We can see that as our sample size increases, we see less noise in the percentage of positive posts.

What words come up more now than in the past?

max_date <- pm_posts_raw %>%
    summarise(max_date = max(date, na.rm = T)) %>%
    pull(max_date)

word_freqs <- pm_tokens %>%
    group_by(period = if_else(date >= max_date - months(6), "recent", "past")) %>%
    mutate(total_words = n()) %>%
    ungroup() %>%
    count(period, total_words, word) %>%
    mutate(word_freq = n / total_words)

by_period <- word_freqs %>%
    filter(n >= 4) %>%
    select(period, word, word_freq) %>%
    pivot_wider(names_from = "period", values_from = word_freq)

# by_period %>%
#     filter(is.na(recent)) %>%
#     arrange(desc(past)) %>%
#     head(30) %>%
#     View()

by_period %>%
    filter(is.na(past)) %>%
    arrange(desc(recent)) %>%
    select(words_with_biggest_increases = word) %>%
    head(20) %>%
    knitr::kable()
words_with_biggest_increases
v0
cursor
agentic
modernization
aaa
anomalies
bolt
dsl
gemini
mic
jp
o1
airtribe
bluesky
fx
open.substack.com
perplexity
4o
cli
ctc

A lot of the words that had the biggest increases in the last 6 months tend to be newer technologies: v0 (AI coding tool), Bolt (AI coding tool), o1 (OpenAI model), “agentic”, Bluesky (Twitter competitor).

# 2x2: increase / decrease x sentiment
big_movers <- by_period %>%
    filter(!is.na(past), !is.na(recent)) %>%
    mutate(pct_change = (recent - past) / past) %>%
    inner_join(get_sentiments("bing"), by = "word") %>%
    arrange(desc(abs(pct_change))) %>%
    select(word, pct_change, sentiment) 

# big_movers %>%
#     filter(sentiment == "positive") %>%
#     View

big_movers %>%
    mutate(pct_change = scales::percent(pct_change)) %>%
    filter(sentiment == "negative") %>%
    head(20) %>%
    knitr::kable()
word pct_change sentiment
bust 945% negative
dismissive 553% negative
distrust 553% negative
unwilling 444% negative
overloaded 390% negative
anomaly 367% negative
disheartening 367% negative
hedge 357% negative
abysmal 335% negative
devastated 335% negative
dissatisfaction 335% negative
imperfect 335% negative
impractical 335% negative
notoriously 335% negative
unpredictable 335% negative
clash 308% negative
rigid 292% negative
insufficient 273% negative
twist 263% negative
hype 235% negative

There are some big increases in clearly negative PM words.
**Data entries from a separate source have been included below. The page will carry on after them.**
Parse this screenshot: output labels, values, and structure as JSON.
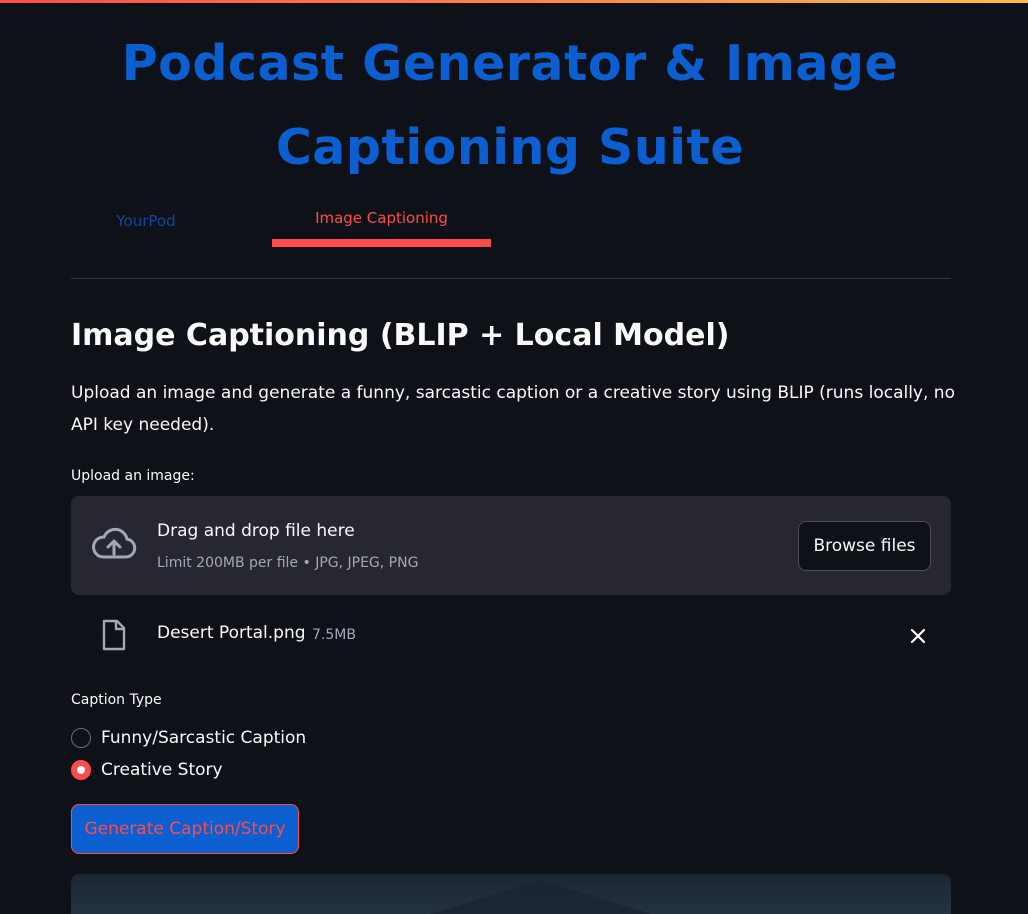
{
  "app": {
    "title": "Podcast Generator & Image Captioning Suite"
  },
  "tabs": [
    {
      "label": "YourPod",
      "active": false
    },
    {
      "label": "Image Captioning",
      "active": true
    }
  ],
  "section": {
    "title": "Image Captioning (BLIP + Local Model)",
    "description": "Upload an image and generate a funny, sarcastic caption or a creative story using BLIP (runs locally, no API key needed)."
  },
  "uploader": {
    "label": "Upload an image:",
    "dropzone_title": "Drag and drop file here",
    "dropzone_limit": "Limit 200MB per file • JPG, JPEG, PNG",
    "browse_label": "Browse files",
    "icon": "cloud-upload-icon"
  },
  "uploaded_file": {
    "name": "Desert Portal.png",
    "size": "7.5MB",
    "icon": "file-icon",
    "remove_icon": "close-icon"
  },
  "caption_type": {
    "label": "Caption Type",
    "options": [
      {
        "label": "Funny/Sarcastic Caption",
        "selected": false
      },
      {
        "label": "Creative Story",
        "selected": true
      }
    ]
  },
  "generate_button": {
    "label": "Generate Caption/Story"
  },
  "colors": {
    "background": "#0e1117",
    "title": "#0b5fd1",
    "accent": "#ff4b4b",
    "dropzone": "#262730",
    "muted_text": "#a3a8b8"
  }
}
Note: the pct_change is calculated as the percent increase between the frequency of the word in the posts from the past 6 months vs the posts from longer than 6 months ago.
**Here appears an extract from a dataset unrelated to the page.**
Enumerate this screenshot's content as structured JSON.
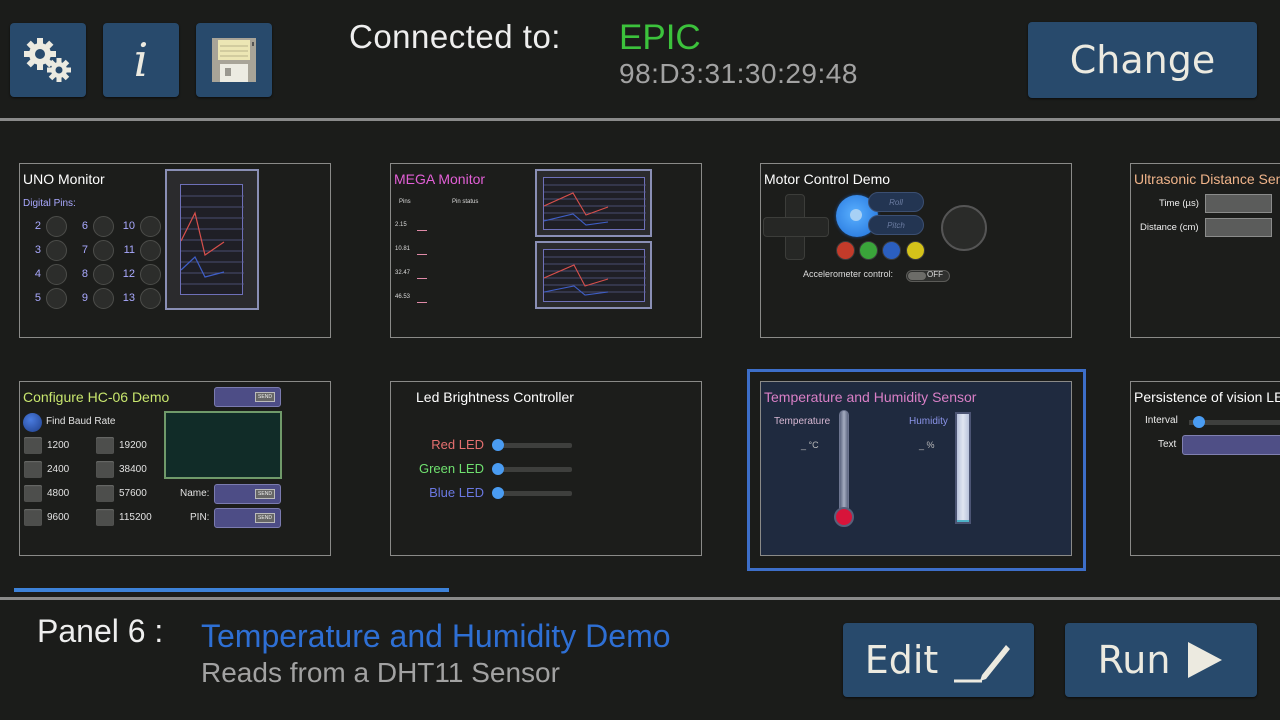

Here are the words with a positive sentiment that have changed the most:

big_movers %>%
    mutate(pct_change = scales::percent(pct_change)) %>%
    filter(sentiment == "positive") %>%
    head(20) %>%
    knitr::kable()
word pct_change sentiment
portable 926% positive
flawless 880% positive
lucid 717% positive
polished 613% positive
toughest 553% positive
smarter 345% positive
autonomous 325% positive
elevate 320% positive
readable 292% positive
elite 273% positive
exceeded 273% positive
praising 273% positive
joy 267% positive
celebration 263% positive
prompt 234% positive
adaptable 227% positive
exceeding 227% positive
seamless 227% positive
smoother 227% positive
enthusiasm 205% positive

While these seem like generally positive words, this is a very dated approach to sentiment analysis with major limitations. For instance, even a seemingly positive word like “hug” can be quite misleading.

Here are the search results on the subreddit for posts that contain “hug”:

  • Imposter syndrome - does every PM feel it?
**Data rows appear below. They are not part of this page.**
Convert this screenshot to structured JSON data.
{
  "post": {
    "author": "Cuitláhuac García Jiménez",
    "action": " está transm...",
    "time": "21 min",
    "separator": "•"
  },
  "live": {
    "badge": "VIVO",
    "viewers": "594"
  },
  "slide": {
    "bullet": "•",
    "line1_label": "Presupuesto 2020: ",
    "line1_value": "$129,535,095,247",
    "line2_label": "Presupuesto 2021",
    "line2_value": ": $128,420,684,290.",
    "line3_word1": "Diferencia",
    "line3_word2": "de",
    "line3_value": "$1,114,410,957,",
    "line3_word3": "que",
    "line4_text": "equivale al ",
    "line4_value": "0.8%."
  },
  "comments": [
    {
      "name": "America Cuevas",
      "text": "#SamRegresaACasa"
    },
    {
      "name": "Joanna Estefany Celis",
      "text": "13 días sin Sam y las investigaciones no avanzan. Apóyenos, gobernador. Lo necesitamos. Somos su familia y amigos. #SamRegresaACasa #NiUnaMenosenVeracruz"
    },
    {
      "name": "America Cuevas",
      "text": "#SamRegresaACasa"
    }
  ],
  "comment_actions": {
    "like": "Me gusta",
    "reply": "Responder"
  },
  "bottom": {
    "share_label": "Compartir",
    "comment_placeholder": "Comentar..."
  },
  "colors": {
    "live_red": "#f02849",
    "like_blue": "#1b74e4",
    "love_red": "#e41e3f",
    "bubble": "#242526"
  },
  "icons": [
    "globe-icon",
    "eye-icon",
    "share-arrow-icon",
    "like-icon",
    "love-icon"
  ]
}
  • I am giving up on my career

  • Weekly rant thread

  • I feel like I’m under attack

  • Guidance. PM team needs some love.

  • Rant: Executives: If you don’t care about the role, please stop being a part of the interview process

  • Very new PM with ADHD, How do I tackle my weaknesses?

  • Keeping up energy levels w/ high volume of meetings

  • Unfair Performance management

These are incredibly negative posts. PMs out there seem to be struggling.